Envisages-tu de continuer à explorer le film de genre dans tes prochaines réalisations ?

Il est important de noter que, en tant que réalisateur, nous avons toujours plusieurs projets en cours, afin d’éviter de longues attentes entre chaque film. Par conséquent, il est rare de savoir quel sera notre prochain projet. Pour répondre à ta question, je dirais à la fois oui et non. Tout d’abord, Gueules Noires sortira le 15 novembre en France. Parmi les projets déjà annoncés, je travaille sur l’adaptation du jeu vidéo A Plague Tale en série télévisée, bien que le tournage ne soit pas imminent, car nous sommes encore en phase de développement.
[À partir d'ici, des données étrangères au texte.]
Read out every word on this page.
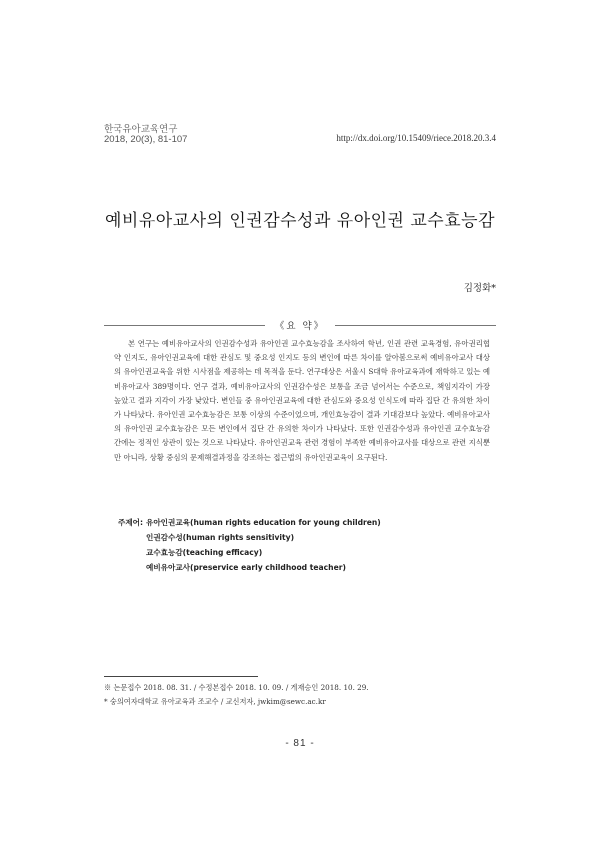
한국유아교육연구
2018, 20(3), 81-107	http://dx.doi.org/10.15409/riece.2018.20.3.4
예비유아교사의 인권감수성과 유아인권 교수효능감
김정화*
《요 약》

본 연구는 예비유아교사의 인권감수성과 유아인권 교수효능감을 조사하여 학년, 인권 관련 교육경험, 유아권리협약 인지도, 유아인권교육에 대한 관심도 및 중요성 인지도 등의 변인에 따른 차이를 알아봄으로써 예비유아교사 대상의 유아인권교육을 위한 시사점을 제공하는 데 목적을 둔다. 연구대상은 서울시 S대학 유아교육과에 재학하고 있는 예비유아교사 389명이다. 연구 결과, 예비유아교사의 인권감수성은 보통을 조금 넘어서는 수준으로, 책임지각이 가장 높았고 결과 지각이 가장 낮았다. 변인들 중 유아인권교육에 대한 관심도와 중요성 인식도에 따라 집단 간 유의한 차이가 나타났다. 유아인권 교수효능감은 보통 이상의 수준이었으며, 개인효능감이 결과 기대감보다 높았다. 예비유아교사의 유아인권 교수효능감은 모든 변인에서 집단 간 유의한 차이가 나타났다. 또한 인권감수성과 유아인권 교수효능감 간에는 정적인 상관이 있는 것으로 나타났다. 유아인권교육 관련 경험이 부족한 예비유아교사를 대상으로 관련 지식뿐만 아니라, 상황 중심의 문제해결과정을 강조하는 접근법의 유아인권교육이 요구된다.

주제어: 유아인권교육(human rights education for young children)
인권감수성(human rights sensitivity)
교수효능감(teaching efficacy)
예비유아교사(preservice early childhood teacher)
※ 논문접수 2018. 08. 31. / 수정본접수 2018. 10. 09. / 게재승인 2018. 10. 29.
* 숭의여자대학교 유아교육과 조교수 / 교신저자, jwkim@sewc.ac.kr
- 81 -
J’ai deux projets de films dans la continuité de mes trois premiers, l’un est en phase d’écriture, tandis que l’autre est en cours de financement. Cependant, il est fort probable qu’un film très différent se glisse entre eux, plus important en envergure, axé sur l’action et le thriller, avec un concept audacieux et très méta. Malheureusement, je ne peux pas encore en révéler les détails. Nous sommes actuellement en processus de casting, donc si tout se passe bien, ce devrait être mon prochain projet, avec un début de tournage prévu pour début 2024. Il y a aussi des opportunités en cours aux États-Unis, mais elles sont confidentielles pour le moment.

En résumé, parmi les projets en cours, certains s’inscrivent dans la continuité de mes précédents films, tandis que d’autres représentent des défis plus importants qui, je l’espère, m’aideront à franchir de nouvelles étapes. En fin de compte, l’essentiel est de continuer à raconter des histoires, car c’est ce qui motive notre métier.

Gueules Noires de Mathieu Turi, au cinéma le 15 novembre 2023.